PS5 and Xbox Series X leaks hint at powerful and expensive consoles

That there are new consoles coming is hardly a secret, especially with Microsoft's big reveal of the Xbox Series X. Much of the details about these consoles, however, are still shrouded in mystery. Now thanks to a series of leaks over the Internet and sleuthing by gaming sites, some of those details pertaining to the graphics capabilities of both the PlayStation 5 and the Xbox Series X consoles. While they do paint an impressive picture, they might also suggest price points that are above the average that gamers are used to paying.

Just as impressive as the leaked specs is the detective work that went into gathering them. Someone at AMD apparently stored benchmark data on GitHub which, while not public, found its way leaking to the Internet. Several sites and sources pieced the puzzle together and Eurogamer collected the information to give a more comprehensive overview of what to expect next year, as far as the leaks go at least.

Both consoles will, of course, bear AMD Zen 2 processors and Ryzen GPUs but their exact configurations will also be different. The PS5, for example, might possibly have a GPU with 36 custom Navi units running at 2 GHz which is being billed as a "Lite" version of AMD's Navi 10 GPU architecture for PCs. Together with the jump to GGDR6 RAM, possibly with a 16GB configuration, the PS5 looks like a significant upgrade compared even to the PS4 Pro.

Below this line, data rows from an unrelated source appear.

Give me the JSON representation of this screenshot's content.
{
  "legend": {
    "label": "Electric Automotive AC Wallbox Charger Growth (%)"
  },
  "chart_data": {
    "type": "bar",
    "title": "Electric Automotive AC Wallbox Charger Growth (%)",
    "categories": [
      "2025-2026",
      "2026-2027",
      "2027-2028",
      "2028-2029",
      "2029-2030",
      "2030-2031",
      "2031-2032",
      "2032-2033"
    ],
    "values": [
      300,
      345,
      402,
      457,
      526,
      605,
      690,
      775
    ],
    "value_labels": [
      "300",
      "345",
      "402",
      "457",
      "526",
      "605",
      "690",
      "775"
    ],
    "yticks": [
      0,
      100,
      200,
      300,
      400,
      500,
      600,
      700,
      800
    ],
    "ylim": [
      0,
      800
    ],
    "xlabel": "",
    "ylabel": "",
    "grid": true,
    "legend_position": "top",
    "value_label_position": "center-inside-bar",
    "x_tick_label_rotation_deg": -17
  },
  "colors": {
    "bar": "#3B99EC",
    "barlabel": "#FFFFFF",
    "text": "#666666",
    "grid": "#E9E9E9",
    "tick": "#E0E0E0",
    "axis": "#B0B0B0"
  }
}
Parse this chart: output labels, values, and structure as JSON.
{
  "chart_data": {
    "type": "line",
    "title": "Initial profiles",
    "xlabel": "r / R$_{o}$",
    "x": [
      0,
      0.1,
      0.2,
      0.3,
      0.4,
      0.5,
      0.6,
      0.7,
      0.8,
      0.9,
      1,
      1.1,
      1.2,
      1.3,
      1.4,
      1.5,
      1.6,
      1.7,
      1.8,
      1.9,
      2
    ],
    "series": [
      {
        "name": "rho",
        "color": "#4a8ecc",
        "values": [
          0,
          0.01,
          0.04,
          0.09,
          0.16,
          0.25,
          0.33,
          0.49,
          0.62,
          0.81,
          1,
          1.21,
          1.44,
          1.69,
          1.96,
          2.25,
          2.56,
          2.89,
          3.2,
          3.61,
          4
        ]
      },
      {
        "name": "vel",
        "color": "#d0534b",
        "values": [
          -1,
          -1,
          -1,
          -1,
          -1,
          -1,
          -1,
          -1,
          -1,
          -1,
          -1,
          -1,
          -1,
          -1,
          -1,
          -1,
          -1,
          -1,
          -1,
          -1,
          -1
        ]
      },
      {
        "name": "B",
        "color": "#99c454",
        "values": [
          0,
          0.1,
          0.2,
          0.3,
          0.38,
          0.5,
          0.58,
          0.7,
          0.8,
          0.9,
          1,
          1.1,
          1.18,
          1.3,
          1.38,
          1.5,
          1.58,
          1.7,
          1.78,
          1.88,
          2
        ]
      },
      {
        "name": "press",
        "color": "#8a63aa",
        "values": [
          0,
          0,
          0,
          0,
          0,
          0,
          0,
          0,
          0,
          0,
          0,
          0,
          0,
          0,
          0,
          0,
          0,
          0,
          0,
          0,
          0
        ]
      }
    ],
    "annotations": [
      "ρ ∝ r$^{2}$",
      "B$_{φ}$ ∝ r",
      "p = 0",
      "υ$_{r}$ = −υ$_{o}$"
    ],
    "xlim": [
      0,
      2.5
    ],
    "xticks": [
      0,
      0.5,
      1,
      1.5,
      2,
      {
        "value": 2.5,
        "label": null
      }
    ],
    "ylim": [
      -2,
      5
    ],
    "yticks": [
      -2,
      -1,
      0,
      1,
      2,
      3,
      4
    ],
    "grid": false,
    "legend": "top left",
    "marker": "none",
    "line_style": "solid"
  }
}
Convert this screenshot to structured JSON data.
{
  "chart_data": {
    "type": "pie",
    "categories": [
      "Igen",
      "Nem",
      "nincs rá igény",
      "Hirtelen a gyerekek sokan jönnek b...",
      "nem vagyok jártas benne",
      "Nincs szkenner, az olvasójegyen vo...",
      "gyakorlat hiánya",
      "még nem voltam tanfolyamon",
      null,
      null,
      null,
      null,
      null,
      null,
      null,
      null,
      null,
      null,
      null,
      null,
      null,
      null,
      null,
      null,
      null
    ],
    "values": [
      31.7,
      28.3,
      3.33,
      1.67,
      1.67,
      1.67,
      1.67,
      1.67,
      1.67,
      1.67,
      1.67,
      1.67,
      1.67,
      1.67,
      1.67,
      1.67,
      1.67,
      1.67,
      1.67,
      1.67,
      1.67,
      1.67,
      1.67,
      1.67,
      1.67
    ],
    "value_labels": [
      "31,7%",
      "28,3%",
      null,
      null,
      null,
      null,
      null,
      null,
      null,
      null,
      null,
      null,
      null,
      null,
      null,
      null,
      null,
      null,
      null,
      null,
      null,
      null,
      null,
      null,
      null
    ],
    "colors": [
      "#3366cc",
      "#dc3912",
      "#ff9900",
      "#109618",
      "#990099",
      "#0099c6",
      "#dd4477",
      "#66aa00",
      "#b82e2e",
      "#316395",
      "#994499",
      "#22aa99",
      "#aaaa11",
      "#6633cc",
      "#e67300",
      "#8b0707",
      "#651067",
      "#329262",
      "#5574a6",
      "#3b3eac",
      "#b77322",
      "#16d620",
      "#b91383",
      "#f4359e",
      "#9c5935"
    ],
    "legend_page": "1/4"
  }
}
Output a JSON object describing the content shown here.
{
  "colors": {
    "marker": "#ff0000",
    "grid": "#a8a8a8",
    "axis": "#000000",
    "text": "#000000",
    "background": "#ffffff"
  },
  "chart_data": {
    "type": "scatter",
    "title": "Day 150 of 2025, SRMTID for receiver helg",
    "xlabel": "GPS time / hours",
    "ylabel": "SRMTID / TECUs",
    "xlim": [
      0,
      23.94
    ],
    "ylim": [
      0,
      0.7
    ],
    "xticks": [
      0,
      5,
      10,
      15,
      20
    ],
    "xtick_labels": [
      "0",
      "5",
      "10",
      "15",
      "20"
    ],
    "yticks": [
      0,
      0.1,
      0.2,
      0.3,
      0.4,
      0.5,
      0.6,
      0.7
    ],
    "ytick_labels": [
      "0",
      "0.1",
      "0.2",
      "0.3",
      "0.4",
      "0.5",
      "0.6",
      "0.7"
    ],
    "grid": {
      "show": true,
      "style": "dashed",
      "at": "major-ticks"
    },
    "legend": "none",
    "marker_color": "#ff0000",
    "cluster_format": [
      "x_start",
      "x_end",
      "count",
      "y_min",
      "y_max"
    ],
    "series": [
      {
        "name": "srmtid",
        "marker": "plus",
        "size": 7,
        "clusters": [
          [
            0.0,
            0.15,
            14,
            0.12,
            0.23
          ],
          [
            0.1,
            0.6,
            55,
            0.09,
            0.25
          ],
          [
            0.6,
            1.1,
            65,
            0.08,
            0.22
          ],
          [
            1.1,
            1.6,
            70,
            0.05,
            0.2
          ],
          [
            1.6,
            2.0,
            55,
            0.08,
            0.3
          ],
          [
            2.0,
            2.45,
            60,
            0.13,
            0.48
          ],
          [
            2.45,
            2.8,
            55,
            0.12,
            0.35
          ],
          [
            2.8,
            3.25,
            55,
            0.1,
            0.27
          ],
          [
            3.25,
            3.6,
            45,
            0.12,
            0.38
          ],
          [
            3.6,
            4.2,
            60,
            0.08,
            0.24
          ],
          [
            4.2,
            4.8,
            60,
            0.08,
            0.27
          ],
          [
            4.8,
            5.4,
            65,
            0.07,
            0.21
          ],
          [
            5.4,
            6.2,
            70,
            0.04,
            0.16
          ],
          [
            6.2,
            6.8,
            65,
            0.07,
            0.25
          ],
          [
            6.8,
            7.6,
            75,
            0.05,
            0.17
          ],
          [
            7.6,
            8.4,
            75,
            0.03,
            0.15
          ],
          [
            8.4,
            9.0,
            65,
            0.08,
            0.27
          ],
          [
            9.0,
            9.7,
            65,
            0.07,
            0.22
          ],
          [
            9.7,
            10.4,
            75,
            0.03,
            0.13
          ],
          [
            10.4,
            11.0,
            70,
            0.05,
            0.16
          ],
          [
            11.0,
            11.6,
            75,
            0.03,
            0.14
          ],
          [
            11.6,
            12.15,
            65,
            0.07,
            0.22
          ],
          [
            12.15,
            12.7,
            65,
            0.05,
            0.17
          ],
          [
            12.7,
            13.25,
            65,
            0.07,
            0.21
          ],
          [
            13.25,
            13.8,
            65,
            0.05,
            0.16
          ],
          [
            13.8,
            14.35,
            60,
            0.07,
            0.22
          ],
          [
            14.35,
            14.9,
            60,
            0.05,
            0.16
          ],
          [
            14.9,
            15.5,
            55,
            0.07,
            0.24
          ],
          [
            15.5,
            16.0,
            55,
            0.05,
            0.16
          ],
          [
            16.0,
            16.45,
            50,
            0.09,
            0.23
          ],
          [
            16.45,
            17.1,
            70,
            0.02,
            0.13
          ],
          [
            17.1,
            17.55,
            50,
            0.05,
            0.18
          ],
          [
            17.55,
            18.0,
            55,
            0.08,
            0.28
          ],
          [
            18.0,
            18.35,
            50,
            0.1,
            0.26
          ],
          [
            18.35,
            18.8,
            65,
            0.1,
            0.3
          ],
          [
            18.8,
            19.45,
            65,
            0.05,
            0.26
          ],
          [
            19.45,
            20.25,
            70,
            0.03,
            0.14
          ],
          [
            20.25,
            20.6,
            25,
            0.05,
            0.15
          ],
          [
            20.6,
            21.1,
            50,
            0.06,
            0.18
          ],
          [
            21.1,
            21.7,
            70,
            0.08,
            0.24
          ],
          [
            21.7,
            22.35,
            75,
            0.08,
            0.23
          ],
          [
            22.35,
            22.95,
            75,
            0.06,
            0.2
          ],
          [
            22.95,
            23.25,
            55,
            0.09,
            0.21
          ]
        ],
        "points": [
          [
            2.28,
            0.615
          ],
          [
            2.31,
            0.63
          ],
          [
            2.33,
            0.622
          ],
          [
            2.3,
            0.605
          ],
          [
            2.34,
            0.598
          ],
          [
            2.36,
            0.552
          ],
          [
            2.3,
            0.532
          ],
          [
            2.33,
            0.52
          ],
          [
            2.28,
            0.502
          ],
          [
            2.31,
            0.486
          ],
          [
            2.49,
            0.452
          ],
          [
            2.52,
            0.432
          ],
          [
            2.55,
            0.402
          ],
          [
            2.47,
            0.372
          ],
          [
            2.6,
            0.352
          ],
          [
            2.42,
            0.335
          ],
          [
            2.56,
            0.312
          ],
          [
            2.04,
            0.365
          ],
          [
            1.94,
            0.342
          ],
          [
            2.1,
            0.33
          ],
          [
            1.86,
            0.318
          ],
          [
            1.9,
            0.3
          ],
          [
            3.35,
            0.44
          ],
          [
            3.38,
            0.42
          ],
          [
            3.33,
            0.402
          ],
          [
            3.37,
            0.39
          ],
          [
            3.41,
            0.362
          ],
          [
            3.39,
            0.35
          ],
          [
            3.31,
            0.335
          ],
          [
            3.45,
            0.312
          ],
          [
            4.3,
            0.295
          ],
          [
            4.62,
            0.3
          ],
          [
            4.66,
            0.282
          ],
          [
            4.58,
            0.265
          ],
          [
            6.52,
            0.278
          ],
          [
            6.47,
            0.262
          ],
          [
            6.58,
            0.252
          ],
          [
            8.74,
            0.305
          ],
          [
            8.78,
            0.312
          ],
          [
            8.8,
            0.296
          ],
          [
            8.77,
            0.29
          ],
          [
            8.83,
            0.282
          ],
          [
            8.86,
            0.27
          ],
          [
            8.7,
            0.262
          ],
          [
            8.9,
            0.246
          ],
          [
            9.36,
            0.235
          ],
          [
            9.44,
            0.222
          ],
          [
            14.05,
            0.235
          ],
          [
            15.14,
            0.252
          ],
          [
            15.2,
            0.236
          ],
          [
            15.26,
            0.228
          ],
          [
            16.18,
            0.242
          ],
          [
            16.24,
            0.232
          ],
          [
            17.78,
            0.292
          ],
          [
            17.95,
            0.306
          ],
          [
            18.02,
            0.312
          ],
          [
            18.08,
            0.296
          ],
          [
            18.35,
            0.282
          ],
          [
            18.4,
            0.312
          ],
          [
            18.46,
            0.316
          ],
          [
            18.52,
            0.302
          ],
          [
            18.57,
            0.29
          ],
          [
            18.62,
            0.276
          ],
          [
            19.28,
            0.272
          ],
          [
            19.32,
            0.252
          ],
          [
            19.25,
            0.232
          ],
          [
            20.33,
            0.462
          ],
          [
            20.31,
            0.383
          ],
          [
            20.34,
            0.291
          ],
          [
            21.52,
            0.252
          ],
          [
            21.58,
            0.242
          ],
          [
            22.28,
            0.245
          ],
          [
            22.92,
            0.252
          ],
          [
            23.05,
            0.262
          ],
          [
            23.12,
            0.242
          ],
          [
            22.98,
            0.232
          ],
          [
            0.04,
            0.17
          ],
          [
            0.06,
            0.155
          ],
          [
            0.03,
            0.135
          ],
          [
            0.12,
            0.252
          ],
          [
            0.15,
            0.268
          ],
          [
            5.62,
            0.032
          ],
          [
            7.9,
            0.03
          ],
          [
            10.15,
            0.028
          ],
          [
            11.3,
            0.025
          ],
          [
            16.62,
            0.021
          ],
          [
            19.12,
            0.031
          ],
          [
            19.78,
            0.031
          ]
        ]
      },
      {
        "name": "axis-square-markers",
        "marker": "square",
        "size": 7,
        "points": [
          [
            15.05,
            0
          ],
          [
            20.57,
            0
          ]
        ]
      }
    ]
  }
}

Slightly more interesting but also less certain are the figures for the Xbox Series X, which may have 56 Navi compute units running at 1.7 GHz. With a promised faster GGDR6 memory, the upcoming Xbox may very well make good Microsoft's promise of a next-gen console that pushes the boundaries of the Xbox line.

That may also push the boundaries of pricing, though the PS5 stands a higher chance of being closer to the average price if not a little bit higher. Then again, Microsoft did hint that the Series X will be a high-end console and that there may be more Xbox consoles coming, perhaps ones with lower price points but also less powerful hardware.